A routine dental exam should include an assessment of your child’s general health and nutritional status, as well as their oral health. Your dentist will likely ask about any changes in your child’s habits or behavior, such as if they are drinking enough water and whether they’re eating appropriate foods.
The length of time it takes to visit a doctor or dentist can be quite variable depending on individual doctors and facilities. However, many hospitals have standardized guidelines for waiting times at least once a year. The same goes for dentists!
Most experts agree that a basic non-invasive oral examination (looking but not touching) usually doesn’t take longer than 20 minutes. Some may even be done while you’re both sitting down together.
Are there any side effects of dental cleaning?
One of the most common questions that patients ask is how long does it take to properly clean your teeth. Most dentists will tell you that a routine check-up includes two main components, an oral exam and a professional brush and scrubbing of your mouth.
During the oral examination part, your dentist will look at all areas of your mouth – both visible and hidden – to determine if anything looks abnormal or needs attention. If everything checks out fine, then they’ll move onto the next step which is to use a special tool to perform a careful inspection under a microscope called a periodontal probe.
This device has very small hairs which are used to measure the depth of gum pockets around each tooth.
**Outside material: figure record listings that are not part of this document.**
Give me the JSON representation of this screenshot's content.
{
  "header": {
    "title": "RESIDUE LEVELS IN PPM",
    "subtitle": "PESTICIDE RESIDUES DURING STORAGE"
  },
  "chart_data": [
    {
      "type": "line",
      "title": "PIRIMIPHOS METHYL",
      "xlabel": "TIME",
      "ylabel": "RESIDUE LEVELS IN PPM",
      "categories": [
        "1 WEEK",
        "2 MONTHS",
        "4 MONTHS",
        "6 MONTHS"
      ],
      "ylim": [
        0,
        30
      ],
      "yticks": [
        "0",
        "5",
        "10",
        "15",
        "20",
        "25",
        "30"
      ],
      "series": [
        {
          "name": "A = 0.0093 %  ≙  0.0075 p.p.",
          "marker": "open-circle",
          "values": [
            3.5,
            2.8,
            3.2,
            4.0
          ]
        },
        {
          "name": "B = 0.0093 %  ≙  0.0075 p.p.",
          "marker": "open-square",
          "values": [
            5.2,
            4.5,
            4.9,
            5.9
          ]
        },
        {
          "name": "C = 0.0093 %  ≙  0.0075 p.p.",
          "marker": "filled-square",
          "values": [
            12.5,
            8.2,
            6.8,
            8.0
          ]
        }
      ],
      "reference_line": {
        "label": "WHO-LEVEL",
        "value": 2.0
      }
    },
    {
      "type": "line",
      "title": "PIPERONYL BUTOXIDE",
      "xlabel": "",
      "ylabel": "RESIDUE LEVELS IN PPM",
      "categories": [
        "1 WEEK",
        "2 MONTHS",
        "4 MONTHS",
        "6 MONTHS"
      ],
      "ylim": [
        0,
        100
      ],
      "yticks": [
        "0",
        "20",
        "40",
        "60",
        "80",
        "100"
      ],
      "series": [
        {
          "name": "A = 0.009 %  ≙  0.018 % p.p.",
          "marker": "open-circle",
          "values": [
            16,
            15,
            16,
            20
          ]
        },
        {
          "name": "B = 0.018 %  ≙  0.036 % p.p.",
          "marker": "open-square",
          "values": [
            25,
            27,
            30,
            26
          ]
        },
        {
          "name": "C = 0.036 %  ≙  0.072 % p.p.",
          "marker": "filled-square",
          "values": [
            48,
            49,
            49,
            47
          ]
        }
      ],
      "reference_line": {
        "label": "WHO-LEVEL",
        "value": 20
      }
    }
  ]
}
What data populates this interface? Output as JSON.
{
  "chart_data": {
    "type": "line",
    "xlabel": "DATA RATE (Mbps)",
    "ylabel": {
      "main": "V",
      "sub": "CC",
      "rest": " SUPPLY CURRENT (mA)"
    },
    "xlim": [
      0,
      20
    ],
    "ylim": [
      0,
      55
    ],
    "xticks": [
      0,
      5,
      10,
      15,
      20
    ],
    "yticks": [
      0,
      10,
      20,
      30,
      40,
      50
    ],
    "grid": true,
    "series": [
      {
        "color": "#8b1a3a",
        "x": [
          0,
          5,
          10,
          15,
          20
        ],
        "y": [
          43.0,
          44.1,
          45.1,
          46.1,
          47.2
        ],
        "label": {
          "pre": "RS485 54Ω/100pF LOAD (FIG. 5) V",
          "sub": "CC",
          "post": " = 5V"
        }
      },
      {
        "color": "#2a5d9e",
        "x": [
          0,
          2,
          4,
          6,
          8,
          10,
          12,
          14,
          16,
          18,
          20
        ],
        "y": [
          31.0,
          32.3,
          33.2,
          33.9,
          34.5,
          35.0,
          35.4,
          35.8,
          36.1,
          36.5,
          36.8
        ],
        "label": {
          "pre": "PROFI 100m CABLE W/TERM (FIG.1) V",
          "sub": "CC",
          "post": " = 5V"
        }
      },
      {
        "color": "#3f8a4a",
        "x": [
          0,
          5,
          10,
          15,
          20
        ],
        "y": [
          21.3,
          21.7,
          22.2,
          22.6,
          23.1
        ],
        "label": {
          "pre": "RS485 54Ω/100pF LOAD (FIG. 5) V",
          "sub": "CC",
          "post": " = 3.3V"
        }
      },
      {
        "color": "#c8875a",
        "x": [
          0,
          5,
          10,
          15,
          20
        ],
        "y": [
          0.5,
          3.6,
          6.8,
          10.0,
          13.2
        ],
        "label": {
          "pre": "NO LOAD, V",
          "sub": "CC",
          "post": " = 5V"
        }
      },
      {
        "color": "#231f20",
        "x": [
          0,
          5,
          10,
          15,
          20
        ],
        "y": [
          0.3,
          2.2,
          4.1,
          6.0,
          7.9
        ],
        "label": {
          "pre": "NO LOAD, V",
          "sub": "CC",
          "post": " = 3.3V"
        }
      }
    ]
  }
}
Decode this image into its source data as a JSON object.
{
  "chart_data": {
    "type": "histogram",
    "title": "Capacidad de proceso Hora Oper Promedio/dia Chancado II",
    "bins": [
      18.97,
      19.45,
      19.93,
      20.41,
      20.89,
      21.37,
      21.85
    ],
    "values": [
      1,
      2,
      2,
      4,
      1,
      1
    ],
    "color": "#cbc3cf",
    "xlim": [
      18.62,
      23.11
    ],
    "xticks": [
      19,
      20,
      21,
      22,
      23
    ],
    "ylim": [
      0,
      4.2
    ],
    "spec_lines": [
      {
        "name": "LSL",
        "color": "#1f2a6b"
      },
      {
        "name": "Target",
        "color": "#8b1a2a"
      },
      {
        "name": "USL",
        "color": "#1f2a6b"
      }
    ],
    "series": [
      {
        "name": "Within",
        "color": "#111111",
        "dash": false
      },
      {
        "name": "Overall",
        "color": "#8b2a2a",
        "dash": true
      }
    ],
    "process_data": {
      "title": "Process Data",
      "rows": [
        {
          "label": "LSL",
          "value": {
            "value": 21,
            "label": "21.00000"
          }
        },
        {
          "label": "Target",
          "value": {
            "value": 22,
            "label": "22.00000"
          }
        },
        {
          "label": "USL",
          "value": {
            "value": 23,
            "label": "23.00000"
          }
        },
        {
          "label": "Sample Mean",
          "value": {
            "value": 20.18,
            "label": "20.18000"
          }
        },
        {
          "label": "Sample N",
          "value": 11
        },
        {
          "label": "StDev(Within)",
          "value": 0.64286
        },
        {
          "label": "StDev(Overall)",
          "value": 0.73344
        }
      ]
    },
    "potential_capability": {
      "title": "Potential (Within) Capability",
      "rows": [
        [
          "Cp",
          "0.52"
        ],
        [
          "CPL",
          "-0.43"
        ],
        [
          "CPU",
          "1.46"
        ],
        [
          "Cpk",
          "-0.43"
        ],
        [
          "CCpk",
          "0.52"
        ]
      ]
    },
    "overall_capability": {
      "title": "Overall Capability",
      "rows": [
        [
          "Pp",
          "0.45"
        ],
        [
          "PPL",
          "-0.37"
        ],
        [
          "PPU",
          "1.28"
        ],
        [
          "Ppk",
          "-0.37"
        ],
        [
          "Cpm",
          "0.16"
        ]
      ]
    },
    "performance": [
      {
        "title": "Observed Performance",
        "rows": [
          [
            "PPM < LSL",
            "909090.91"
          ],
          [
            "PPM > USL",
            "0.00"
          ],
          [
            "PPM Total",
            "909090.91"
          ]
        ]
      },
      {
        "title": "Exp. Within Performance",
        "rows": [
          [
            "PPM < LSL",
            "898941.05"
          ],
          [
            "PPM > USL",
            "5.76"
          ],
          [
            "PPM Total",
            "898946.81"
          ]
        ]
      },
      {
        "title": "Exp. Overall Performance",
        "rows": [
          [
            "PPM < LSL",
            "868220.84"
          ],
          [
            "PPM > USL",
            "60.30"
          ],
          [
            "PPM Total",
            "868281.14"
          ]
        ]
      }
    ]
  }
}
When inserted into a deep pocket, the instrument makes a clicking sound as it hits bone or tissue. This can indicate possible infection so your dentist may need to do additional testing to see what kind of treatment is needed.
What should I do after a dental cleaning?
The next day, check out the new you! You’ll notice your skin is slightly brighter and smoother than before. Your hair will look healthier and lusterous. And of course, your teeth will look much better!
All this improvement happens within one to two days depending on how busy our dentist/dental hygienist team is that week. They may have had to take extra time to make sure all areas were thoroughly cleaned because there was very little plaque left or they needed to replace missing tooth tissue due to gum disease (periodontal disease).